3.ご自身で悪化要因を生み出している場合

・不適切なスキンケア(例:脂性肌の部位にオイルやクリームを塗り過ぎている)
・厚すぎるメイク(ベースメイク、特にリキッドファンデやコンシーラーの厚塗り)
・不適切な洗顔習慣(例:刺激の強い洗顔料を使用することで乾燥肌になり、過剰な保湿を行う)
・皮膚にかかる髪(厚い前髪、フェイスラインに髪がつくヘアスタイル)
・ヘアケア剤(ワックスやオイル、トリートメント剤が皮膚に付着している)
・不適切な塗り薬(ニキビ部にステロイドの塗り薬や保湿効果の高いクリーム・軟膏を塗っている)

4.身に着けるもの

・マスク、フェイスガード
・帽子やサンバイザー(おでこニキビの原因)
・汗を吸わない衣服を肌の上に直接着ている(体幹のニキビの原因)

5.薬剤性

・ステロイドなどニキビができやすい薬を内服中、または内服後の方
・アトピー性皮膚炎などで塗り薬のステロイドを使っている方

治療方法

 ニキビの悪化因子をなるべく取り除くことが大事です。

1.一時的なニキビ

 悪化するたびにそのつど抗生剤の飲み薬や塗り薬で治療します。

 即効性がありますが、あくまで「今できているニキビを治す」治療で、ニキビ予防ではありません。

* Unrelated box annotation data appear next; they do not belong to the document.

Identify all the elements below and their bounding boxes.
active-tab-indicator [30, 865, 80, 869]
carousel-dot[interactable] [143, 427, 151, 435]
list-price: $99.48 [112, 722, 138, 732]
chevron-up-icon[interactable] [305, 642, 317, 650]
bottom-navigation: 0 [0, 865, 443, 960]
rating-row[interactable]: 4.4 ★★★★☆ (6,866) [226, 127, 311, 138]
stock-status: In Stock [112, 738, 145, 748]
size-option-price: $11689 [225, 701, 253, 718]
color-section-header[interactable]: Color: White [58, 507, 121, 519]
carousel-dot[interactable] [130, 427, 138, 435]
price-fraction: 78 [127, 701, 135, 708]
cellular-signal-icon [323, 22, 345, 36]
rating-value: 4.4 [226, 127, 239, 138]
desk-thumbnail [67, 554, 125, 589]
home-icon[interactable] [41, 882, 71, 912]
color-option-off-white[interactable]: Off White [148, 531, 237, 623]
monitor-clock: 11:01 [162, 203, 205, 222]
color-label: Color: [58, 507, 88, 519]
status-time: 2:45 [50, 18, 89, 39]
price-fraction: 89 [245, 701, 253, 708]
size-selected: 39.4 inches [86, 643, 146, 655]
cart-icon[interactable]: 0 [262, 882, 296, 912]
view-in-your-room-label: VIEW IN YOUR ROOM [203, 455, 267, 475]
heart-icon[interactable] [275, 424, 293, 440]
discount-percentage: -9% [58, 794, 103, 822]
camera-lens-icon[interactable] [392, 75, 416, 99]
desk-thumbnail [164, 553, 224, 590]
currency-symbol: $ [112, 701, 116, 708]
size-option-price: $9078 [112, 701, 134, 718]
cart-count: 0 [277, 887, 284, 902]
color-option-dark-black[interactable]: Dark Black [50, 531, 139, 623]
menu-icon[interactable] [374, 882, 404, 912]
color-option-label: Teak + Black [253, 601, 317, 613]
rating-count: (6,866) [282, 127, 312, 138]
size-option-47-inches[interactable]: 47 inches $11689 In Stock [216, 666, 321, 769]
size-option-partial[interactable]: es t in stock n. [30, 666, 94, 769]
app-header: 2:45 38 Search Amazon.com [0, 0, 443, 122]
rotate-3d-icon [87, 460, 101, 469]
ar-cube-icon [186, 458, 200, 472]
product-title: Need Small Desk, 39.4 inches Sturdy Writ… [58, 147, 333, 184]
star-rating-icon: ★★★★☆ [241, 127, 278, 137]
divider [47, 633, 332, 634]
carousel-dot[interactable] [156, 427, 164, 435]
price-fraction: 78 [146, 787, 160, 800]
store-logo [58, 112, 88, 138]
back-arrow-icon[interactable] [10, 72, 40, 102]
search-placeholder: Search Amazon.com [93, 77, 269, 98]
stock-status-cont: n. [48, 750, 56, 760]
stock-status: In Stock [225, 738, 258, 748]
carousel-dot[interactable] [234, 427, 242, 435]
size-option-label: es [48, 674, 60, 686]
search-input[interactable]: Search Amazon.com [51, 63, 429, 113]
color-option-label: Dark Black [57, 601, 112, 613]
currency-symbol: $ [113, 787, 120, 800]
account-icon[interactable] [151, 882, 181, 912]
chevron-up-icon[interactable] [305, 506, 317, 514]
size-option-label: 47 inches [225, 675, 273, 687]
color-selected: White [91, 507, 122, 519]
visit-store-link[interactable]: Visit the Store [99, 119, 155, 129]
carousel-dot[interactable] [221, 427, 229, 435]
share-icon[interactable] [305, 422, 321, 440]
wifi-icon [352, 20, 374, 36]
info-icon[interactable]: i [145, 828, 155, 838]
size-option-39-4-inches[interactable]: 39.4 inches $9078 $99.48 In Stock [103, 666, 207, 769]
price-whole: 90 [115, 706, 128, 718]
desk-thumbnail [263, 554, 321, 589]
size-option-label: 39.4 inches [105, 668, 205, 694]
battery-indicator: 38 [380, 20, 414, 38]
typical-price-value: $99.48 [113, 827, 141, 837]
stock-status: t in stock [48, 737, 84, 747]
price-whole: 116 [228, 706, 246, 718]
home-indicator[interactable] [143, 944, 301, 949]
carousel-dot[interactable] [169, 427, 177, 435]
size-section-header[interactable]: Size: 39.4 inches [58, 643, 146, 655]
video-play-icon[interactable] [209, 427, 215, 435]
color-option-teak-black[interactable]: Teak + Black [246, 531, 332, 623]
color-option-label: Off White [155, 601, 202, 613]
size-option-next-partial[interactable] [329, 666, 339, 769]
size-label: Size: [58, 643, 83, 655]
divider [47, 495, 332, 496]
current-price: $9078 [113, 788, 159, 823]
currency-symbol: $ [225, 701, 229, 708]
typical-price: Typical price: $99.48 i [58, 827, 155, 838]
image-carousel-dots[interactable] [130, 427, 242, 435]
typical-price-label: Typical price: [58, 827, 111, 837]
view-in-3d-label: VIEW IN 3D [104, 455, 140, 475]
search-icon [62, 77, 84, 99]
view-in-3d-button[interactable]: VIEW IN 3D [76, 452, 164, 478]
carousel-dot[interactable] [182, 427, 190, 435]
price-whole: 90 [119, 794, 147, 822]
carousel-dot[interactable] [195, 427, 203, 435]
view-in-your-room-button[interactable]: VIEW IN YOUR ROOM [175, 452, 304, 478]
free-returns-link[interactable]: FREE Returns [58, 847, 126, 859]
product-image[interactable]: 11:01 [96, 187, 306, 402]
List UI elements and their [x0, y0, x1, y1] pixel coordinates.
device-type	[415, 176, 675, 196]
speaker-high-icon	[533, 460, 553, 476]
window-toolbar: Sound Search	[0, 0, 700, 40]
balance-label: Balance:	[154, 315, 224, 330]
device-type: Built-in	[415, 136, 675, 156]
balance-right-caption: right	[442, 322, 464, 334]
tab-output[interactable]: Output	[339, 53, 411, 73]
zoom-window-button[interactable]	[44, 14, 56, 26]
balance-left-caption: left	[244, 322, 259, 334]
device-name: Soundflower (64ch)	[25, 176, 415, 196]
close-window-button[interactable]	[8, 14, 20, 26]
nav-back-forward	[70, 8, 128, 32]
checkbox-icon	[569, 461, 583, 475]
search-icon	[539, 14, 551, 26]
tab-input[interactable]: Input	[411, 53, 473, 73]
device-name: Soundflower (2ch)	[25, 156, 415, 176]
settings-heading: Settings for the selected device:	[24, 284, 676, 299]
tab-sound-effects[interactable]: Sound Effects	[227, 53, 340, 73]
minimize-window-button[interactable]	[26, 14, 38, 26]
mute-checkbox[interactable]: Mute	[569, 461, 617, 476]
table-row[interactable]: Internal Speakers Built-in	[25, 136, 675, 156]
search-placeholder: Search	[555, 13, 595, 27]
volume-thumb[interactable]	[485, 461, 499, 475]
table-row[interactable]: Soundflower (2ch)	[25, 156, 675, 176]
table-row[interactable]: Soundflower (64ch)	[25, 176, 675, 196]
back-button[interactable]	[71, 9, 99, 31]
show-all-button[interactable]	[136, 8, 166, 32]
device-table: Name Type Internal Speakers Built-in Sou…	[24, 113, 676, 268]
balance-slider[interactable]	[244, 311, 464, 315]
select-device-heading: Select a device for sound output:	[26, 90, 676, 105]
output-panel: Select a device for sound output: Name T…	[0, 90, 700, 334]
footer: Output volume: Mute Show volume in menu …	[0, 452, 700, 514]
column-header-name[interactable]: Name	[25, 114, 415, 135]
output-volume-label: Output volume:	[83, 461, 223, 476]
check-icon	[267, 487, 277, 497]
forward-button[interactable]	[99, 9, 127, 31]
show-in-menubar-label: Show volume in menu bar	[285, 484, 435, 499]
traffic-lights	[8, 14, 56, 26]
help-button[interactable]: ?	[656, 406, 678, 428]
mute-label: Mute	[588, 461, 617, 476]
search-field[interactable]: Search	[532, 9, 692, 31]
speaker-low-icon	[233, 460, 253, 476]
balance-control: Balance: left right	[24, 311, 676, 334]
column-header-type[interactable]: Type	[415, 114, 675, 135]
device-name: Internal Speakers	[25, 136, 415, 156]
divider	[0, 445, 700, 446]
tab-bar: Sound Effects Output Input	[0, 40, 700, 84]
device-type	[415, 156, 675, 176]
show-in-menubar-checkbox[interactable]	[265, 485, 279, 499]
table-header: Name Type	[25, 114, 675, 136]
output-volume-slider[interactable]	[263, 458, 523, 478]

また抗生剤を使いすぎると耐性菌ができる可能性があるため漫然と使い続けることはお勧めしていません。

2.頑固なニキビ

(白ニキビ・黒ニキビがずっとある方、赤ニキビを繰り返す方、跡形になりやすい方)

 ピーリング効果のある塗り薬(保険適応)を毎晩塗り続けることで数か月以上かけて肌質改善していきます。「今できているニキビを治す」だけではなく「ニキビ・ニキビ跡ができないような肌を目指す」治療です。

 根本的に肌質を改善できる良い薬ですが、お肌に合わない方は激しくかぶれる可能性もあるため注意が必要となります。薬が効いてくるとニキビがあまりできなくなり、できたとしても跡形が残りにくくなります。

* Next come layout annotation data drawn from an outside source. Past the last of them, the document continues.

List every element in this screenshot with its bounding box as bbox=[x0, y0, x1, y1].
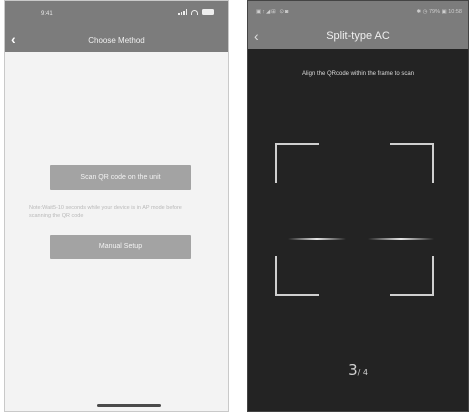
scan-hint: Align the QRcode within the frame to sca… bbox=[301, 71, 415, 77]
battery-icon bbox=[202, 9, 214, 15]
wifi-icon bbox=[191, 9, 198, 15]
status-bar: ▣↑◢⊞ ⊙◙ ✱ ◷ 79% ▣ 10:58 bbox=[248, 1, 468, 25]
status-time: 9:41 bbox=[41, 11, 53, 17]
status-bar: 9:41 bbox=[5, 1, 228, 29]
status-info: ✱ ◷ 79% ▣ 10:58 bbox=[416, 9, 463, 15]
choose-method-screen: 9:41 ‹ Choose Method Scan QR code on the… bbox=[4, 0, 229, 412]
nav-bar: ‹ Split-type AC bbox=[248, 25, 468, 49]
manual-setup-button[interactable]: Manual Setup bbox=[50, 235, 191, 259]
frame-corner-top-left bbox=[275, 143, 319, 183]
step-counter: 3/ 4 bbox=[248, 361, 468, 379]
signal-icon bbox=[178, 9, 187, 15]
step-current: 3 bbox=[348, 361, 358, 379]
scan-line-right bbox=[368, 238, 434, 240]
page-title: Split-type AC bbox=[326, 30, 390, 42]
screenshot-stage: 9:41 ‹ Choose Method Scan QR code on the… bbox=[0, 0, 473, 414]
frame-corner-bottom-left bbox=[275, 256, 319, 296]
frame-corner-bottom-right bbox=[390, 256, 434, 296]
ap-mode-note: Note:Wait5-10 seconds while your device … bbox=[29, 205, 182, 219]
scan-line-left bbox=[288, 238, 346, 240]
notification-icons: ▣↑◢⊞ ⊙◙ bbox=[256, 9, 290, 15]
qr-scan-screen: ▣↑◢⊞ ⊙◙ ✱ ◷ 79% ▣ 10:58 ‹ Split-type AC … bbox=[247, 0, 469, 412]
home-indicator[interactable] bbox=[97, 404, 161, 407]
scan-qr-button[interactable]: Scan QR code on the unit bbox=[50, 165, 191, 190]
frame-corner-top-right bbox=[390, 143, 434, 183]
nav-bar: ‹ Choose Method bbox=[5, 29, 228, 52]
page-title: Choose Method bbox=[88, 36, 145, 45]
step-total: / 4 bbox=[357, 368, 368, 377]
status-icons bbox=[178, 9, 214, 15]
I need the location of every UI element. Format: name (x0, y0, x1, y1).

 ベピオ、ディフェリン(アダパレン)、エピデュオ、デュアックといった薬剤があります。塗る量や範囲についてはお肌の状態によって異なるため診察時に詳しくご説明しています。

3.体幹のにきび

 体幹のニキビの場合、通常のアクネ菌だけでなく、マラセチア(皮膚常在菌の一種であるカビ)が原因となっていることもあります(マラセチア毛包炎)。その場合は抗真菌剤の外用や内服治療を行います。

4.その他補助的な治療

 補助的な治療として、ビタミン剤、漢方なども症状やご希望に応じて処方することができます。

TYPE 01ニキビに似た疾患

せつ、よう

症状

 ニキビ(ざ瘡)と同じ毛包が原因の細菌感染症ですが、毛穴が傷ついたときなどに細菌感染が生じます。通常、鼻やおしりなどによくできますが、最近はMRSAなど耐性菌によるものも増えており、全身どこにでも出る傾向にあります。

原因

 抗菌剤の内服治療を行いますが、ニキビ(ざ瘡)より深い炎症なので痛みが強く、激痛など症状がひどい場合は皮膚の切開などが必要となることもあります。

膿瘍(のうよう)

症状

 皮膚の中や下に膿(うみ)がたまっている状態です。ぶよぶよして熱をもち、赤く腫れて痛くなります。

原因

 原因はいろいろで、「せつ、よう」や「粉瘤」、「化膿性汗腺炎(慢性膿皮症)」などが主にみられる原因です。刺さったままのとげ、埋没毛、動物に咬まれたキズなどが原因になることもあります。

治療方法

 抗菌剤の内服治療を行いますが、それだけで改善は期待できず、皮膚の切開が必要となることがほとんどです。